Direktur Utama Perum Bulog, Ahmad Rizal Ramdhani, mengungkapkan bahwa stok beras yang tercatat pada 8 Januari 2026 mencapai 3.351.900 ton.
Jumlah tersebut terdiri dari 3.238.103 ton beras jenis *public service obligation* (PSO) dan 113.797 ton beras komersial.
“Kesiapan stok ini untuk menghadapi Imlek dalam waktu dekat, Ramadan, kemudian Lebaran,” ujarnya dalam konferensi pers di kantor BNPB, Jumat (9/1/2026).
Berdasarkan data Bulog, stok beras terbesar berada di Provinsi Jawa Timur dengan jumlah 806.248 ton.
Menyusul kemudian Sulawesi Barat dengan 565.587 ton, Jawa Barat 526.867 ton, dan Jakarta 249.668 ton.
Rizal menambahkan, stok beras akan terus bertambah seiring dengan panen yang didata oleh Kementerian Pertanian.
Pada tahun 2026, Bulog menargetkan penyerapan hingga 4 juta ton beras, sehingga total cadangan beras pemerintah diperkirakan mencapai 7 juta ton.
Prioritas utama dari stok beras ini adalah untuk memenuhi kebutuhan dalam negeri.
Namun, Bulog juga membuka peluang ekspor ke negara-negara tetangga.

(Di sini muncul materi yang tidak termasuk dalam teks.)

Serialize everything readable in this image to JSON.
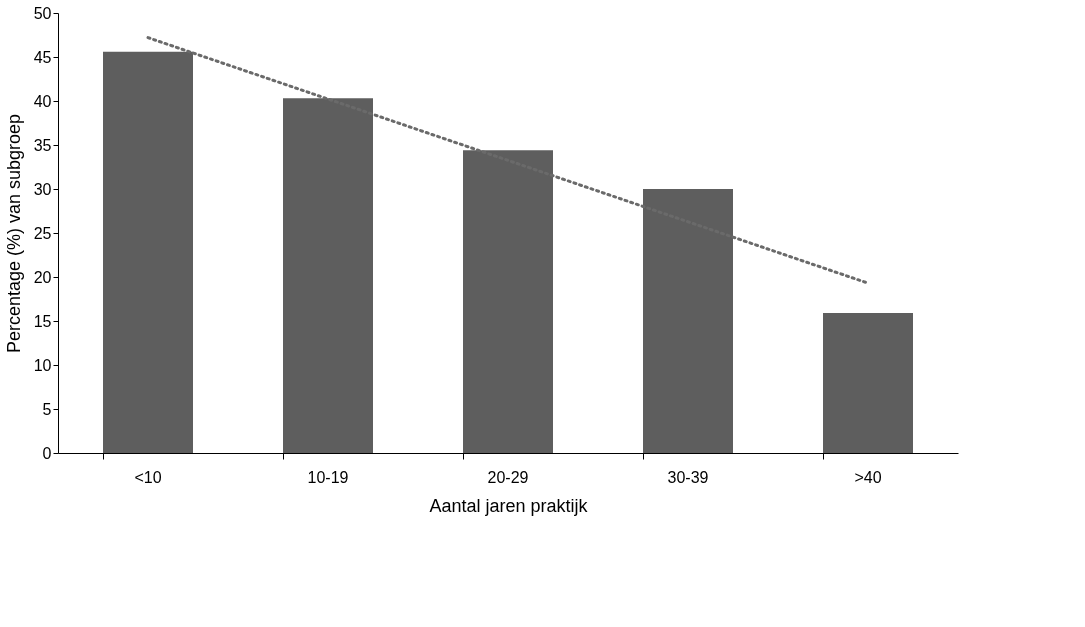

“Kalau ada potensi ekspor, kami ke Timor Leste atau Papua Nugini atau bahkan ke Malaysia,” kata Rizal.
Langkah ekspor ini sejalan dengan kebijakan pemerintah yang tidak lagi mengimpor beras konsumsi mulai tahun 2026.
Presiden Prabowo Subianto sebelumnya mengklaim bahwa Indonesia telah mencapai swasembada beras sejak Desember 2025.
Rizal menuturkan, puncak swasembada beras pada tahun 2025 tercapai setelah Bulog berhasil menyerap 4,5 juta ton Gabah Kering Panen (GKP) pada Juli 2025.
Dia berharap swasembada beras dapat terus dipertahankan demi kesejahteraan negara.
“Harapannya nanti peluangnya ekspor, yang kedua potensi ke depan harga beras satu harga dari Sabang sampai Merauke,” tuturnya.
Rizal juga mencita-citakan harga beras yang seragam di seluruh Indonesia, termasuk untuk produk beras program Stabilisasi Pasokan dan Harga Pangan (SPHP), seperti halnya harga bahan bakar minyak yang diberlakukan oleh PT Pertamina (Persero).